Scaling Test-Time Compute: Qwen-3.6-27B and Gemma-4-31B Outperform Claude Mythos in Code Optimization

A new implementation leveraging an advanced compute scaffold has demonstrated that scaling test-time compute for Qwen-3.6-27B and Gemma-4-31B allows these models to surpass Claude Mythos in specific benchmarks related to code optimization and execution speedups.

Scaling Inference via Advanced Scaffolding

Recent experiments conducted by researcher u/Ryoiki-Tokuiten demonstrate a significant performance leap in code optimization tasks by shifting the computational burden from training to the inference phase. By implementing a sophisticated compute scaffold, the researcher scaled test-time compute by approximately 25x to 40x relative to the original baseline models.

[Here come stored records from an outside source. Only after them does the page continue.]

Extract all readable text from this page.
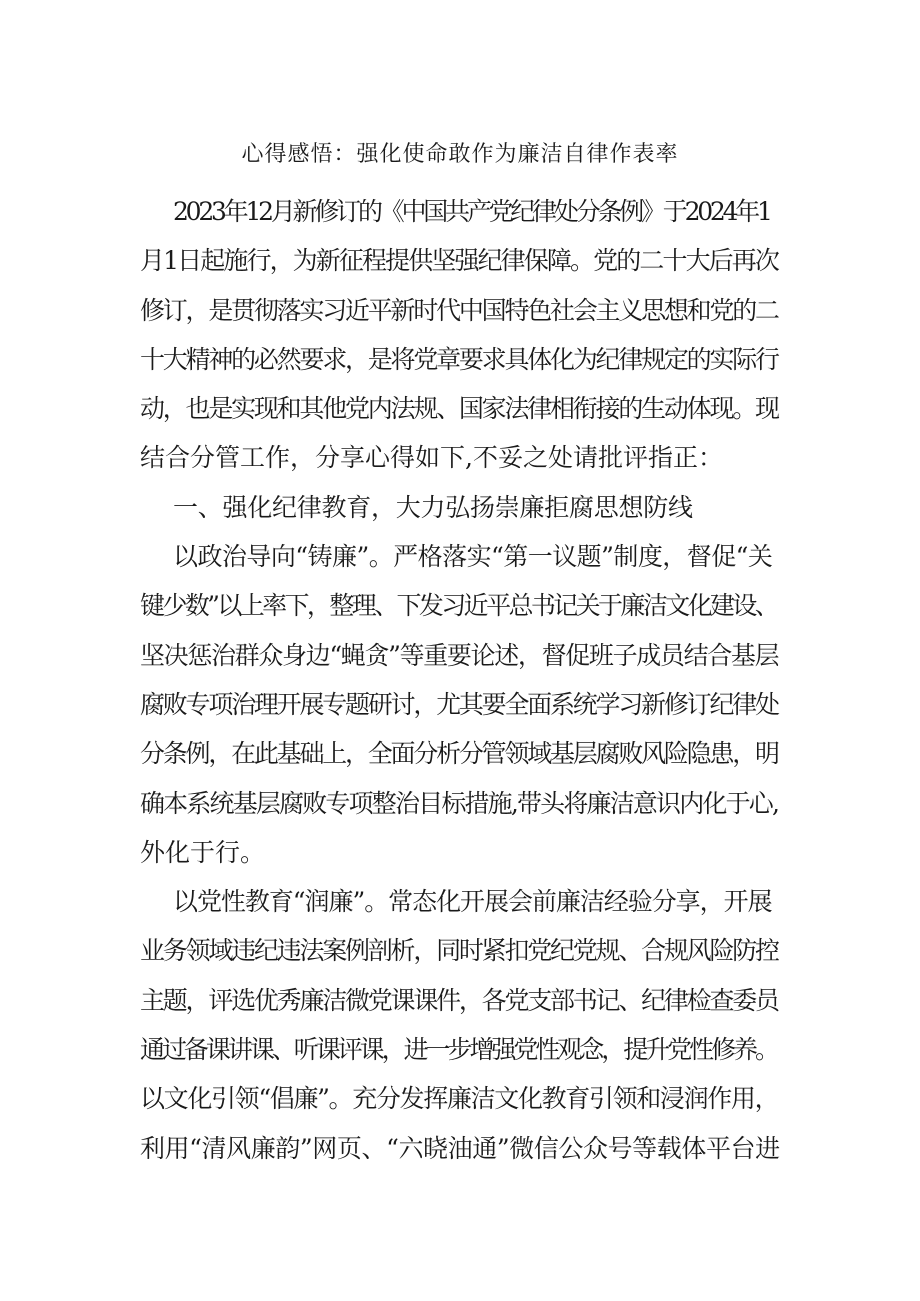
心得感悟：强化使命敢作为廉洁自律作表率
2023年12月新修订的《中国共产党纪律处分条例》于2024年1
月1日起施行，为新征程提供坚强纪律保障。党的二十大后再次
修订，是贯彻落实习近平新时代中国特色社会主义思想和党的二
十大精神的必然要求，是将党章要求具体化为纪律规定的实际行
动，也是实现和其他党内法规、国家法律相衔接的生动体现。现
结合分管工作，分享心得如下,不妥之处请批评指正：
一、强化纪律教育，大力弘扬崇廉拒腐思想防线
以政治导向“铸廉”。严格落实“第一议题”制度，督促“关
键少数”以上率下，整理、下发习近平总书记关于廉洁文化建设、
坚决惩治群众身边“蝇贪”等重要论述，督促班子成员结合基层
腐败专项治理开展专题研讨，尤其要全面系统学习新修订纪律处
分条例，在此基础上，全面分析分管领域基层腐败风险隐患，明
确本系统基层腐败专项整治目标措施,带头将廉洁意识内化于心,
外化于行。
以党性教育“润廉”。常态化开展会前廉洁经验分享，开展
业务领域违纪违法案例剖析，同时紧扣党纪党规、合规风险防控
主题，评选优秀廉洁微党课课件，各党支部书记、纪律检查委员
通过备课讲课、听课评课，进一步增强党性观念，提升党性修养。
以文化引领“倡廉”。充分发挥廉洁文化教育引领和浸润作用，
利用“清风廉韵”网页、“六晓油通”微信公众号等载体平台进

The "Max Mode" Architecture

To achieve these results, the system was configured in a "max mode" setting, utilizing a multi-layered approach to problem-solving and verification. The architectural configuration includes the following parameters:

• Exploration Breadth: The system explores up to 5 concurrent branches to evaluate multiple solution paths.
• Iterative Correction: A loop depth of 10 iterations is employed to refine the output through continuous self-correction.
• Selective Hypothesis Testing: The scaffold utilizes 6 branch-aware selective hypotheses. These hypotheses are revised every two iterations to test various claims, local speedups, or entirely different algorithmic designs independently.

Mechanism of Hypothesis Injection

The core of this approach lies in the selective injection of these hypotheses into specific branch contexts. This allows the model to independently test divergent algorithmic designs and local optimizations, iteratively pruning ineffective paths and refining the most promising candidates to achieve superior code speedups.

Note: The provided source material is a brief excerpt; specific benchmark metrics and the full codebase of the scaffold were not included in the original description.